Pengamat Sarankan Kabareskrim Gandeng Interpol dalam Ungkap Kasus TPPO
Pengamat Kebijakan Publik, Riko Noviantoro, mendukung langkah Kabareskrim Komjen Agus Andrianto memburu lima bandar besar TPPO.
Penulis: Hasiolan Eko P Gultom
Editor: Adi Suhendi
TRIBUNNEWS.COM, JAKARTA - Pengamat Kebijakan Publik, Riko Noviantoro, mendukung langkah Kabareskrim Komjen Agus Andrianto memburu lima bandar besar Tindak Pidana Perdagangan Orang (TPPO).
Dia meminta Kabareskrim melalui Satgas TPPO melakukan komunikasi serta kerja sama dengan lembaga kepolisian internasional.
Hal itu, menurut Riko, penting untuk memberikan efek tindakan yang cepat.
“Satgas TPPO tidak bisa bekerja di dalam negeri saja. Harus lintas negara dan jalin kerja sama yang erat dengan Interpol,” kata dia dalam keterangannya pada Senin (12/6/2023).
Direktur Eksekutif Institute for Development of Policy and Local Partnership (IDP-LP) itu menegaskan, kejahatan human trafficking atau perdagangan manusia menjadi bagian dari kejahatan luar biasa.
Riko menilai, pembentukan Satgas TPPO ini menjadi sangat tepat sebagai upaya melawan kejahatan luar biasa tersebut.
Baca juga: 28 Calon Pekerja Migran Indonesia Korban TPPO di Wilayah Bengkalis Riau Diserahkan ke BP2MI
Bahkan, menurut Riko, kejahatan ini sangat berpeluang bersinggungan dengan bentuk kejahatan lainnya.
Riko menuturkan, kerja sama Bareskrim Polri dalam hal ini Satgas TPPO dengan kepolisian internasional untuk dapat memburu aktor-aktor utama kejahatan TPPO.
Sebab, menurut Riko, model kejahatan ini sudah transnasional, artinya ada sindikat di luar negeri yang menjadi bagian dari kejahatan ini.
“Mirip mekanisme pasar, ada supply dan demand.
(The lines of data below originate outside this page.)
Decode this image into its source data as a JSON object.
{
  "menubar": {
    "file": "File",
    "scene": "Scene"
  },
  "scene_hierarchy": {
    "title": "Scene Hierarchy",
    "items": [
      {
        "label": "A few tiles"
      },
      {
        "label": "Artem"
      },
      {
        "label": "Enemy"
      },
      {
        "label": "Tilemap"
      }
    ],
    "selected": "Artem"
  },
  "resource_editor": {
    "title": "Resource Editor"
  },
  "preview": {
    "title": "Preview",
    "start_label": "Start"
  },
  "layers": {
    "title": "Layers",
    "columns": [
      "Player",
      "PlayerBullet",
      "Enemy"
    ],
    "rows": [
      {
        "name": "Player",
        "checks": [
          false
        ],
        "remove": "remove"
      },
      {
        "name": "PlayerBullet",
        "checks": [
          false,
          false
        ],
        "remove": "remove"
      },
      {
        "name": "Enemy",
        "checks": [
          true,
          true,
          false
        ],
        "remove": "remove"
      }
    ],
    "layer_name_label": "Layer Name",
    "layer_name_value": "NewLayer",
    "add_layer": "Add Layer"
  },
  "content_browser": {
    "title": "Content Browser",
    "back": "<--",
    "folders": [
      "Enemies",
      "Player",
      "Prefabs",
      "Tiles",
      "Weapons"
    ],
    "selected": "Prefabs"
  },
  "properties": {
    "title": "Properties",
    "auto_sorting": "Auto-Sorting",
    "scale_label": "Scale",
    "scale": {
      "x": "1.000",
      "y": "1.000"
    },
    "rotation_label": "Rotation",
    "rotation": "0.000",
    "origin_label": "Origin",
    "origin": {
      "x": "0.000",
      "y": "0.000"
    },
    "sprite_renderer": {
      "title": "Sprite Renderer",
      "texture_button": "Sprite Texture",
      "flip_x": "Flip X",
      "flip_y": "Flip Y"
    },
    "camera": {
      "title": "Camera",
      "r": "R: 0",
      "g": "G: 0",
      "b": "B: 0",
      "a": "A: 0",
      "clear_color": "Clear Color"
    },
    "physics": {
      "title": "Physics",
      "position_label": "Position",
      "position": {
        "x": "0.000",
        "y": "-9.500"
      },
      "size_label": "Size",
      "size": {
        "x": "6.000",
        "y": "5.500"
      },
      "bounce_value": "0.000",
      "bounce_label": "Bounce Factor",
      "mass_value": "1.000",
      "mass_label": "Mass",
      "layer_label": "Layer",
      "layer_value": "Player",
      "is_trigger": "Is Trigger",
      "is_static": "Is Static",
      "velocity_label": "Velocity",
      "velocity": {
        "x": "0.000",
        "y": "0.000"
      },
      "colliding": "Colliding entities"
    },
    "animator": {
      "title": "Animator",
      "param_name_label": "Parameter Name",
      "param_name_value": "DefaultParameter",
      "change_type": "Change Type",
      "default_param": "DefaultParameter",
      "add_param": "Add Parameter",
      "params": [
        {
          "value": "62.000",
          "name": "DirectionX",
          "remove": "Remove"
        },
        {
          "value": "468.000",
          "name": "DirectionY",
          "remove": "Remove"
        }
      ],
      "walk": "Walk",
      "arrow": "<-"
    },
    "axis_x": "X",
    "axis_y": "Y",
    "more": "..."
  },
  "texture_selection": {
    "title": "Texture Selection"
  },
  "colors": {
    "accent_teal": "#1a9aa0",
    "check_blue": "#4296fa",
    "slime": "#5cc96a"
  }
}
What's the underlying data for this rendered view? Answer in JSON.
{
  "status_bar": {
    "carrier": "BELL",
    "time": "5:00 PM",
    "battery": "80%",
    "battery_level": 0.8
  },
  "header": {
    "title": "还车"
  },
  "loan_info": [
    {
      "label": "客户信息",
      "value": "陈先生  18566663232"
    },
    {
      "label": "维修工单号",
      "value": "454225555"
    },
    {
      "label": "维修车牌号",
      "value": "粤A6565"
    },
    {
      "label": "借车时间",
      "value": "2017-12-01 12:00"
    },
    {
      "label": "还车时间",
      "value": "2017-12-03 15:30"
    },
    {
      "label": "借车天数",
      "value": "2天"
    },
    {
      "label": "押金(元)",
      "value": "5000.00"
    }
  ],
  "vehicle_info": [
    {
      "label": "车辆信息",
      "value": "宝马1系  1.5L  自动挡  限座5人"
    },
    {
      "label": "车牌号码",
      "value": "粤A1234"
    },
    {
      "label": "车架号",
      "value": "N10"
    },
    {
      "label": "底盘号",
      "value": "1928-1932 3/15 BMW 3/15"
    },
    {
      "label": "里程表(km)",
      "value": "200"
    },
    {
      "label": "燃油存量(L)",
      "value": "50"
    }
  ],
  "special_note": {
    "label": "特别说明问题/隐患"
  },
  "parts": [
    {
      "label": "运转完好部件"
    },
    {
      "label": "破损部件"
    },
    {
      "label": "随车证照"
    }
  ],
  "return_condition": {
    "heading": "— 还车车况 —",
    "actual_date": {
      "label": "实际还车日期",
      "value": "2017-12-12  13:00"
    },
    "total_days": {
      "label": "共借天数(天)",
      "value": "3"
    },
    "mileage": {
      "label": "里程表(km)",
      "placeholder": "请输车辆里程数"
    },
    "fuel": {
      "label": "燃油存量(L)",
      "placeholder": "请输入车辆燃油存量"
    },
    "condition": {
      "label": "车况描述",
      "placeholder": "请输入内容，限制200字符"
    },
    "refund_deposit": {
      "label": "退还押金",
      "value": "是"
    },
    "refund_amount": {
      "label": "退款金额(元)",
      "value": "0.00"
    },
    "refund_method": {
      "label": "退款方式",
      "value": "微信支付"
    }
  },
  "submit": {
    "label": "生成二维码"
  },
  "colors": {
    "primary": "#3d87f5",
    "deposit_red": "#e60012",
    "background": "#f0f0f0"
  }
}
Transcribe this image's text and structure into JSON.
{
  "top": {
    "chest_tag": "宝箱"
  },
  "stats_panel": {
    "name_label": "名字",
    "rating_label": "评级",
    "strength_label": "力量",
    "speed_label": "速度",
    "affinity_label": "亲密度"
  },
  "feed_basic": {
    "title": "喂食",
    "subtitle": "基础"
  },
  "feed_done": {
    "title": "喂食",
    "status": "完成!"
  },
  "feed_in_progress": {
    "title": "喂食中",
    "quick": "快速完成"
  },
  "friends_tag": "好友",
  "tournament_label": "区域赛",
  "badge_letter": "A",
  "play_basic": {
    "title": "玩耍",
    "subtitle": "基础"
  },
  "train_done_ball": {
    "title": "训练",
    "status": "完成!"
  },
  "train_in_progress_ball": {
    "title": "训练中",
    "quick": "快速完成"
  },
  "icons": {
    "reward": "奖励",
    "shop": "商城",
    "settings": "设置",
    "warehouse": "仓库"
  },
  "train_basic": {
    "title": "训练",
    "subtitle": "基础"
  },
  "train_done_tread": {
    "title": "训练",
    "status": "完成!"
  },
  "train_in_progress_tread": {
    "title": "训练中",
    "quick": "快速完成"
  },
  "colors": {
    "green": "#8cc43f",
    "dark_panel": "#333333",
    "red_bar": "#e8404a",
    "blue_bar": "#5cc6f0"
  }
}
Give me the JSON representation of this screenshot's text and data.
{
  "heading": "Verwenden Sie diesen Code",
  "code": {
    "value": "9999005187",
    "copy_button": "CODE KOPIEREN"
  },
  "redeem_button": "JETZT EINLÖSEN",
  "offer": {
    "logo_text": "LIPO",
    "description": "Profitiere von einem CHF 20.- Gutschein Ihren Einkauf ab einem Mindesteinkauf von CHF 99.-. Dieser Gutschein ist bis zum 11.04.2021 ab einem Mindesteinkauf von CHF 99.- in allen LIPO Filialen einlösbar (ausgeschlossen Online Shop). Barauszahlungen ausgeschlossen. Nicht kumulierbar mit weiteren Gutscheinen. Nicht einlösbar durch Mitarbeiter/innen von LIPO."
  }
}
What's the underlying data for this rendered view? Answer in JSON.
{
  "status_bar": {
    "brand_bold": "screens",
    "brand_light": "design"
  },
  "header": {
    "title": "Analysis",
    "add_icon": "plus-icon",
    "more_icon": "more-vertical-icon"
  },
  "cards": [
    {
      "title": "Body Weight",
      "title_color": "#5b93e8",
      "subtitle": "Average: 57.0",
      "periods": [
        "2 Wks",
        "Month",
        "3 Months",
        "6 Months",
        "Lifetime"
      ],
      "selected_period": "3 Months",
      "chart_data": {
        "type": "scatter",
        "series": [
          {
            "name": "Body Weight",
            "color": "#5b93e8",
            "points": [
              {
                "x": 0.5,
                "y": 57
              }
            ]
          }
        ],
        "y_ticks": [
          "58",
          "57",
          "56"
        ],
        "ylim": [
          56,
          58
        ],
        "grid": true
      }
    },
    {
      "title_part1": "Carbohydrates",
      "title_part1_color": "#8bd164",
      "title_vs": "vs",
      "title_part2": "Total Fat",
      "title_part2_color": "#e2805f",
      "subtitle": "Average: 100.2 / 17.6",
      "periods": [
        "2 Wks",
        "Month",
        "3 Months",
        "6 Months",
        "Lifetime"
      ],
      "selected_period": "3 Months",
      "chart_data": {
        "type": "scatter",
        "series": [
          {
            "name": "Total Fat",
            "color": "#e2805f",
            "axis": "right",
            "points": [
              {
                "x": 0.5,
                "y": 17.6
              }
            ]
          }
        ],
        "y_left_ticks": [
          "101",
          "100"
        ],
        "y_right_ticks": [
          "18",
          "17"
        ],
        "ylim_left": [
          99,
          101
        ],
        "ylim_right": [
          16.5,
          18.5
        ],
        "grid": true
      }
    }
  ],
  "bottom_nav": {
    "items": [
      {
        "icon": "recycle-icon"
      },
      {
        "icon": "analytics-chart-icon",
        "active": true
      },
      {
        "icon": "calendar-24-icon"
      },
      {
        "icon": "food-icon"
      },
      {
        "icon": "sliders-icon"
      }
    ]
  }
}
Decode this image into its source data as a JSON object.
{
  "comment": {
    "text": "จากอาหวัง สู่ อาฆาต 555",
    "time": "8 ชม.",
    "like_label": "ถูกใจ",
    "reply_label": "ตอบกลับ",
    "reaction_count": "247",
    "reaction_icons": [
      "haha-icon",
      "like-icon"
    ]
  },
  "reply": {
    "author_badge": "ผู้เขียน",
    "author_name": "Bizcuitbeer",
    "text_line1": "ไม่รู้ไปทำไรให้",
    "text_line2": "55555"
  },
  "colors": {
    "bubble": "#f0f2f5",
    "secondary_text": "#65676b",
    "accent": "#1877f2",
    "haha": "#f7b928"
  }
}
Dua pihak sebagai supply dan demand ini yang perlu diburu yang sudah tentu sindikat di luar negeri terlibat,” ujarnya.
Baca juga: Propam Mabes Polri Asistensi Kasus Rumah Polisi yang Disewakan untuk Tempat Penampungan Korban TPPO
Riko juga meyakini bahwa aksi kejahatan TPPO ini dapat bersinggungan dengan kejahatan terorisme.
Karena dalam sejumlah kasus sebelumnya kenyataan tersebut terjadi.
Korban yang dijanjikan bekerja pada suatu negara, ternyata dikirim ke negara lain untuk tujuan sebagai pelaku teroris.
“Satgas TPPO harus bekerja lebih cepat dan berani. Setidaknya harus memutus mata rantai kejahatannya. Dengan melakukan penggrebekan di lokasi yang mencurigakan,” katanya.